I’m running 347.88 on Win7/x64 with CUDA 7.0 (final) and Nsight 4.6.

I’m seeing terrible spillage and a resulting 7x reduction in performance on dozens of kernels in an unchanged codebase. I’m only focusing on sm_50 right now.

I was running CUDA 7.0.18 RC and Nsight 4.5.x. It worked fine.

Reverting immediately.

My kernel runs reasonably fast with CUDA 6.5. One of my old kernels even runs faster with 6.0.
But with CUDA 7.0 (and RC), the spills go from 0 to 384 bytes.

It also produces some really silly assembly:

MOV R33, R81;
MOV R34, R82;
MOV R14, R62;

Something like that repeated for 20 lines.

However, if I use 7.0 to compile the ptx generated by 6.5, everything works just as fine.

I think the last resort for really high performance is to use maxas by Scott, but the documentation is really difficult for me to understand.

Bummer. The observation that the PTX from CUDA 6.5 compiled with PTXAS from CUDA 7.0 delivers good code is interesting, because the previous reports of weird code generation with CUDA 7.0 seemed to be more indicative of an issue inside the CUDA 7.0 PTXAS. It is of course entirely possible that there is more than one code generation issue, or a problem of interference between the compiler front-end and back-end (what I like to call an “impedance mismatch”).

Whatever the underlying root cause(s), I would encourage all CUDA programmers who encounter such regressions to report them via the bug reporting form that is linked from the CUDA registered developer website.

@ilway25, I was hoping your observation would also work for my kernels.

I just tried ptxas 7.0.27 on PTX emitted by 6.5 and unfortunately it didn’t resolve my unexpected spills. :(

As @njuffa notes, it could be more than one issue.
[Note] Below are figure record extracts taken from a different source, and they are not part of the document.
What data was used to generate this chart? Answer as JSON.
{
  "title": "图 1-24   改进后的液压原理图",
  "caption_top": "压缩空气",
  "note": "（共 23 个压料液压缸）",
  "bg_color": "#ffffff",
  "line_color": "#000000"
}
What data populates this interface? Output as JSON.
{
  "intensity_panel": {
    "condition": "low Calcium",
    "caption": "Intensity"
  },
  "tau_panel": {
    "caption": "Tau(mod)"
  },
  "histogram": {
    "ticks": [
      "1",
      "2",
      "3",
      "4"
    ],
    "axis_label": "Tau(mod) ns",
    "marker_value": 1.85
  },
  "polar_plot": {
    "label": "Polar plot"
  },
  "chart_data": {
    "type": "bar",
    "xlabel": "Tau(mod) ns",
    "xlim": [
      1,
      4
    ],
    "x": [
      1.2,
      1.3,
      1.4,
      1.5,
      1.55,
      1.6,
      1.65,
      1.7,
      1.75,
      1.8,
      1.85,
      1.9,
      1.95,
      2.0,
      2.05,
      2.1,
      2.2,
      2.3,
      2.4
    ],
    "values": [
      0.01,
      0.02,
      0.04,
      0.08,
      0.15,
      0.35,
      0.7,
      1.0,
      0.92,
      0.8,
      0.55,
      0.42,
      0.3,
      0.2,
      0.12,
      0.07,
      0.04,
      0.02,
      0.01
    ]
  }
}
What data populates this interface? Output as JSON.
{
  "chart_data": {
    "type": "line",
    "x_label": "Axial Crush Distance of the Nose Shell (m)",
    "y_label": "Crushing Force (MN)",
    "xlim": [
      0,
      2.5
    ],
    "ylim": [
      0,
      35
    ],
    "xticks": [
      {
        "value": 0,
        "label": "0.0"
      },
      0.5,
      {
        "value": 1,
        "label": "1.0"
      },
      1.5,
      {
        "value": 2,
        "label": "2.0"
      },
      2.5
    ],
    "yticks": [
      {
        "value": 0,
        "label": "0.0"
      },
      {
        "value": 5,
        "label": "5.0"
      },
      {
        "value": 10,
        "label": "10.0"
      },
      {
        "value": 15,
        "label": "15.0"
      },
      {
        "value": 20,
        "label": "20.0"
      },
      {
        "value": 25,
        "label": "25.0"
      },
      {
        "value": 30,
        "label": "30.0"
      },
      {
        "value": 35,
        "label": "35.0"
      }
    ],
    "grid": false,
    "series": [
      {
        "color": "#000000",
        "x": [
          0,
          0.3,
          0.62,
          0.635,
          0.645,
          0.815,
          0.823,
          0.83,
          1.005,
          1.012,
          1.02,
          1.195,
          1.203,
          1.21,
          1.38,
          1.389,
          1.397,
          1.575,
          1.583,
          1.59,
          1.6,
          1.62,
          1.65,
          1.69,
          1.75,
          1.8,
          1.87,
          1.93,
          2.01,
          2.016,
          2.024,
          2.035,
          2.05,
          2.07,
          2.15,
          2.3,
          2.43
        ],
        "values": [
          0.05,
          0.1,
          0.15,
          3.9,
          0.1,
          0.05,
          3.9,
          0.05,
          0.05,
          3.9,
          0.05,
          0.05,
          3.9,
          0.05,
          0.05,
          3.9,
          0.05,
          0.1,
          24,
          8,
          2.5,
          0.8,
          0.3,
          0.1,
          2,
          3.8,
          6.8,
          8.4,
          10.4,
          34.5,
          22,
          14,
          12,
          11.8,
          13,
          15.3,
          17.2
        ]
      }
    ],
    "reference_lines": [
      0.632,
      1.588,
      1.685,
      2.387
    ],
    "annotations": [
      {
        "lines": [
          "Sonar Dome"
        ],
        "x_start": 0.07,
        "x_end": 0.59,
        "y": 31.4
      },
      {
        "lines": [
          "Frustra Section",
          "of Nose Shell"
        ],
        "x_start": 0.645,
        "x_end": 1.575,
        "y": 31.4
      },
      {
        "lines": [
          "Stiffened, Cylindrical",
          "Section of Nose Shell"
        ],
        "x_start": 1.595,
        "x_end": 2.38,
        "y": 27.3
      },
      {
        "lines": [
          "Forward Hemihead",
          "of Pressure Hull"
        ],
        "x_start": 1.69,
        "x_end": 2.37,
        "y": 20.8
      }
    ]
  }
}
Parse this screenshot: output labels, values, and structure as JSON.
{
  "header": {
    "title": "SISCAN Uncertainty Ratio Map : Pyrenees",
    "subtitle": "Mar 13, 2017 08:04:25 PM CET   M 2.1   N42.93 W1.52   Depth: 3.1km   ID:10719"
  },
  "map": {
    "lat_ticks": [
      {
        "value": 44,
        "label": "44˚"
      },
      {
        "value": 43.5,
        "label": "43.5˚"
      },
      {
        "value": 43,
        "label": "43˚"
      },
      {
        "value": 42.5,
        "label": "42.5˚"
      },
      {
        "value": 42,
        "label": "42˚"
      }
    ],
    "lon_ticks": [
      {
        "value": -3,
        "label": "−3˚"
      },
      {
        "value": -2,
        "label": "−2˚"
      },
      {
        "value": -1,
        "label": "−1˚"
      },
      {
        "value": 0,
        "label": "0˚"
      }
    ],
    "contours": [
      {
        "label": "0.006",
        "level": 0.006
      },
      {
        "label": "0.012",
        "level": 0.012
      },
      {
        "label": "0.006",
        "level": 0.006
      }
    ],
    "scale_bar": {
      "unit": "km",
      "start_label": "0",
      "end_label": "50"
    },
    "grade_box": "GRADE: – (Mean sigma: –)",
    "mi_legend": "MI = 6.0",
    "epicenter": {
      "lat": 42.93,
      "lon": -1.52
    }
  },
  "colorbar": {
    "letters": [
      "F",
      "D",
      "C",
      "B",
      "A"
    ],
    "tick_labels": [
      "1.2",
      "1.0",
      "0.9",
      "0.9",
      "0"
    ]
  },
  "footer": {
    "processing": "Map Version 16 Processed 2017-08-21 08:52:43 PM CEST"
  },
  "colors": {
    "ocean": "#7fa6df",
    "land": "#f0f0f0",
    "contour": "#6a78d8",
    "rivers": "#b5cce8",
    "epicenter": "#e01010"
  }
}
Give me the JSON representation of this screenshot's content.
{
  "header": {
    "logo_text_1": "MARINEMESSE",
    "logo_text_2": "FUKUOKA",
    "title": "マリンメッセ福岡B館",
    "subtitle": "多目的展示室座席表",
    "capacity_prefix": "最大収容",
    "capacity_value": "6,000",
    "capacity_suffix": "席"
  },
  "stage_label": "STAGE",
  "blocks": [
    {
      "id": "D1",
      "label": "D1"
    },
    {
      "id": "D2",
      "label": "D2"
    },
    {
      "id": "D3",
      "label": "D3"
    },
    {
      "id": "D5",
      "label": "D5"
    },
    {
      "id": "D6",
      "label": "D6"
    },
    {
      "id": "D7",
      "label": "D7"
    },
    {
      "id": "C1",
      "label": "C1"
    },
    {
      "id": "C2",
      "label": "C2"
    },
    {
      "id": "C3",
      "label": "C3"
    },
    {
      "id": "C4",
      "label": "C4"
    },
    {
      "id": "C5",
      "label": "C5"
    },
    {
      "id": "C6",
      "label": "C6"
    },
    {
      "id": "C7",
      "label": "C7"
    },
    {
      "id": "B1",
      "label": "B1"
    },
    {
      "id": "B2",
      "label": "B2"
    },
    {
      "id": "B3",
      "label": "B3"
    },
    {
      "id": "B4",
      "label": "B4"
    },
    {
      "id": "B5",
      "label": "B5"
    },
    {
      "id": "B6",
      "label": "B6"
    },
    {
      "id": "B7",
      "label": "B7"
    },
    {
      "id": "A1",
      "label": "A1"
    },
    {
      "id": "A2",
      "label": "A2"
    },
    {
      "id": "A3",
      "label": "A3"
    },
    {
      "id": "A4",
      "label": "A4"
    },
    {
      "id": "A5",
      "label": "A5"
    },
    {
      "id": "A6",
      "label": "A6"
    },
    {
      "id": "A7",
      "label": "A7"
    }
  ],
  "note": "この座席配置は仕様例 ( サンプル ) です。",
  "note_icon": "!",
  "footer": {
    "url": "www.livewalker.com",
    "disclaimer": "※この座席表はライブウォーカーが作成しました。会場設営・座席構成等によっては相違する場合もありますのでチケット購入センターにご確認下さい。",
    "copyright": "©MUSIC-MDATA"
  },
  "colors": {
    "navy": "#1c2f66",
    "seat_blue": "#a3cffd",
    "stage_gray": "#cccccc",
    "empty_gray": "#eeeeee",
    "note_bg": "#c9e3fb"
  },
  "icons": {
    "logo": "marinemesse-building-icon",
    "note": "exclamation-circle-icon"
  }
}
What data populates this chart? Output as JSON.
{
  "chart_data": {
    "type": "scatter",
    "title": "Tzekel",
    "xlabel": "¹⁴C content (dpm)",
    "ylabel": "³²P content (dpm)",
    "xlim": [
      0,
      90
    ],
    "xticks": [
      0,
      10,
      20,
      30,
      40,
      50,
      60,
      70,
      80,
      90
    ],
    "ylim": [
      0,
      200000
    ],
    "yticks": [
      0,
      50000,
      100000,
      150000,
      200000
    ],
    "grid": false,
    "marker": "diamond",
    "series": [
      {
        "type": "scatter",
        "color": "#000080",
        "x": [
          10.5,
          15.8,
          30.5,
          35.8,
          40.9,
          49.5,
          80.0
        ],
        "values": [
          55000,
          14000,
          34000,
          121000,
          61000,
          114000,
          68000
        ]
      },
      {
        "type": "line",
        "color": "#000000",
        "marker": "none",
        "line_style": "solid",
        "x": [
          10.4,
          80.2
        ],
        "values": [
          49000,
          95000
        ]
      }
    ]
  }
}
Yikes!

I am really pleased with CUDA 7.0.18 RC…

Hopefully this gets resolved soon and we’ll see a minor update.

i’ve seen, description is here
https://devtalk.nvidia.com/default/topic/821817/cuda-programming-and-performance/a-performance-regression-on-cuda-7-0-final/?offset=3#4496364

regression at 2 times on Kepler 3.5 (GTX Titan) with using 255! register per thread

@allanmac :

Could you please help to provide a test case(or ptx) to reproduce and investigate the performance regression in the CUDA 7.0 final release? thanks.

I also so a decrease in performance of around 20% - 30% in my simulation. This happens if I compile my program under CUDA 6.5 and run it using the CUDA 7 drivers. I have not tested compiling under CUDA 7 yet.

I am running the code on a 780M through MacOS X 10.10.2.

I’ll also post a bug report.